Mart - Nisan 2023, Sayı 75

Film İncelemesi - Luther: Batan Güneş

Beyza Muhtaroğlu Mart - Nisan 2023, Sayı 75 9264
Film İncelemesi - Luther: Batan Güneş

“Ben başıma gelen şey değil olmayı tercih ettiğim şeyim.” der Carl Gustav Jung. İnsanlar yaşamı boyunca sürekli değişir. Hayatımız boyunca deneyimlediğimiz şeyler bizi olduğumuz kişi yapar fakat bu bizim irademizden elbette ki bağımsız değildir. Yaşanılan travmaların bu anlamda davranışlarımızda büyük bir alan kapladığı söylenebilir. Fakat bu noktada travmalarımızın davranışlarımızı açıkladığını fakat yaptıklarımızı haklı çıkarmadığını söylemek önem arz ediyor. Film hakkında konuşmaya bunları söyleyerek başlamak istedim çünkü Luther: Batan Güneş, klasik bir seri katil filmi olmaktan oldukça uzak. Çünkü filmin başından itibaren cinayetleri kimin planladığı ve işin içinde kimin olduğu apaçık ortada. Bizi filmi izlemeye devam etmeye iten güç, bu cinayetlerin niçin işlendiğini merak ettirmesi oluyor. Dehşet verici bir şekilde planlanmış bu cinayetlerin nedenini yani bu davranışların nedenini… Filmde sıklıkla iyi ve kötü ayrımının ne olduğu sorgulanıyor. İyi olarak adlandırılan kişilerin de belli koşullar altında kötü diye damgaladıkları kişilere dönüşebileceği bizzat seri katil tarafından söyleniyor. Yani iyi diye bir kavram olmadığını vurguluyor.

Bu noktada bir seri katile bile hak verenler olacaktır fakat kaçırılan bir nokta var ki iyi ve kötünün arasındaki çizginin bir adı var: çaresizlik. Davranışlar ve tutumlar belli koşullar altında değişebilir ve bunlar bizim kim olduğumuzu tabiri caizse iyi veya kötü olduğumuzu belirlemez. Stres altında, tehdit altında edindiğimiz tutumlar kişiliğimizi göstermez o ana dair tepkilerimizi gösterir.

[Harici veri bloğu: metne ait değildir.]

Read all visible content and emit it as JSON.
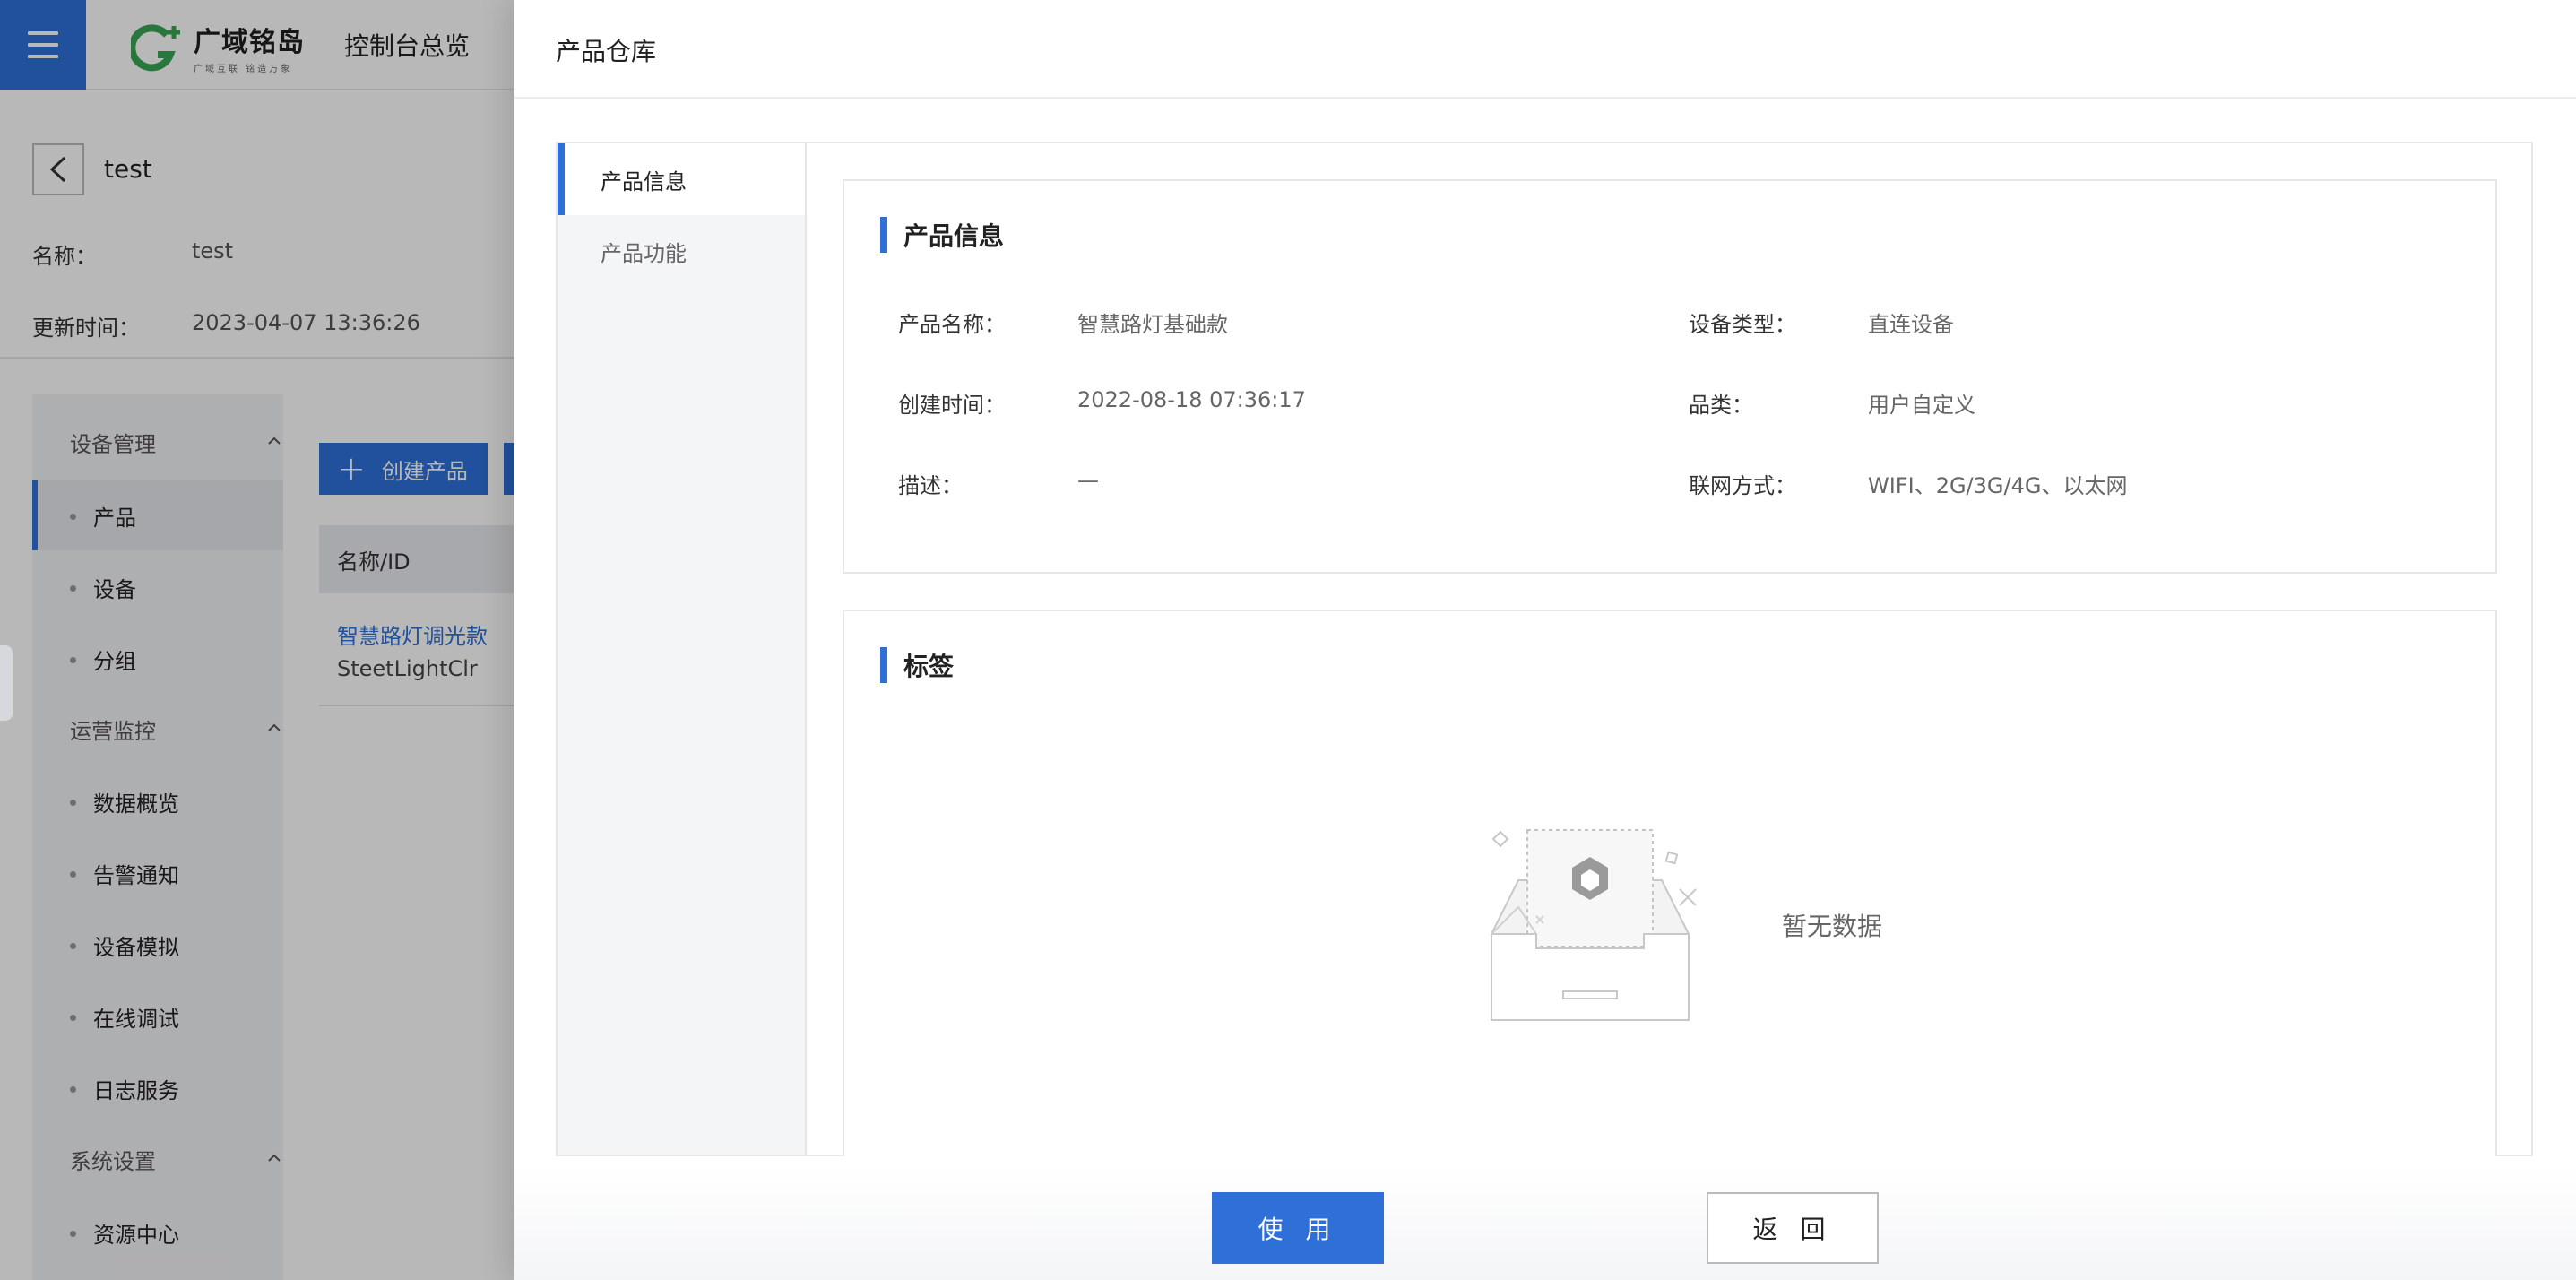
{
  "topbar": {
    "logo_name": "广域铭岛",
    "logo_slogan": "广域互联 铭造万象",
    "console_title": "控制台总览",
    "menu_icon": "hamburger-icon",
    "brand_color": "#2f6fd8"
  },
  "detail": {
    "name": "test",
    "fields": [
      {
        "label": "名称：",
        "value": "test"
      },
      {
        "label": "更新时间：",
        "value": "2023-04-07 13:36:26"
      }
    ]
  },
  "side_menu": {
    "groups": [
      {
        "label": "设备管理",
        "items": [
          "产品",
          "设备",
          "分组"
        ]
      },
      {
        "label": "运营监控",
        "items": [
          "数据概览",
          "告警通知",
          "设备模拟",
          "在线调试",
          "日志服务"
        ]
      },
      {
        "label": "系统设置",
        "items": [
          "资源中心"
        ]
      }
    ],
    "active_item": "产品"
  },
  "product_list": {
    "create_label": "创建产品",
    "column_header": "名称/ID",
    "rows": [
      {
        "name": "智慧路灯调光款",
        "id": "SteetLightClr"
      }
    ]
  },
  "drawer": {
    "title": "产品仓库",
    "tabs": [
      "产品信息",
      "产品功能"
    ],
    "active_tab": "产品信息",
    "info_card": {
      "title": "产品信息",
      "fields": [
        {
          "label": "产品名称：",
          "value": "智慧路灯基础款"
        },
        {
          "label": "设备类型：",
          "value": "直连设备"
        },
        {
          "label": "创建时间：",
          "value": "2022-08-18 07:36:17"
        },
        {
          "label": "品类：",
          "value": "用户自定义"
        },
        {
          "label": "描述：",
          "value": "—"
        },
        {
          "label": "联网方式：",
          "value": "WIFI、2G/3G/4G、以太网"
        }
      ]
    },
    "tag_card": {
      "title": "标签",
      "empty_text": "暂无数据"
    },
    "buttons": {
      "use": "使 用",
      "back": "返 回"
    }
  }
}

Çünkü aslında hayatta sadece iyi veya sadece kötü yoktur grilikler ve çaresizlikler vardır. Peki tüm bunlar davranışlarımızı haklı mı çıkarır? Hayır. Sadece yaptıklarımızın sebebini açıklar fakat bunları yapmak ya da yapmamak bizim elimizdedir. Filmde de seri katilimiz davranışlarına sebep olarak geçmişteki travmalarını gösteriyor (yalnızca bir bakıma bunları sebep gösteriyor diyebiliriz filmde cinayetlerden zevk aldığını açıkça söylüyor). Bunlara dayanarak davranışını haklı çıkarmaya çalışıyor işte tam da bu noktada en başta söylediğim sözün nedeni umarım anlaşılıyordur.

Tüm bunların dışında film seyir zevki açısından oldukça etkileyici bir film. Bol bol yağmurlu Londra manzaraları görüyoruz. Kasvetli hava sevenler için bulunmaz bir nimet olduğu söylenebilir. Bazı sahnelerin anlamsız uzadığı ve bazılarında da mantık hatası olduğunu görmezden gelmek zor yine de Luther: Batan Güneş, alışılmadık olaylar silsilesi halinde geçen oldukça keyifli ve izleyicide merak ve dehşet duygusunu bir arada yaşatan son yıllarda yapılmış en beklenmedik polisiye filmlerden biri olabilir.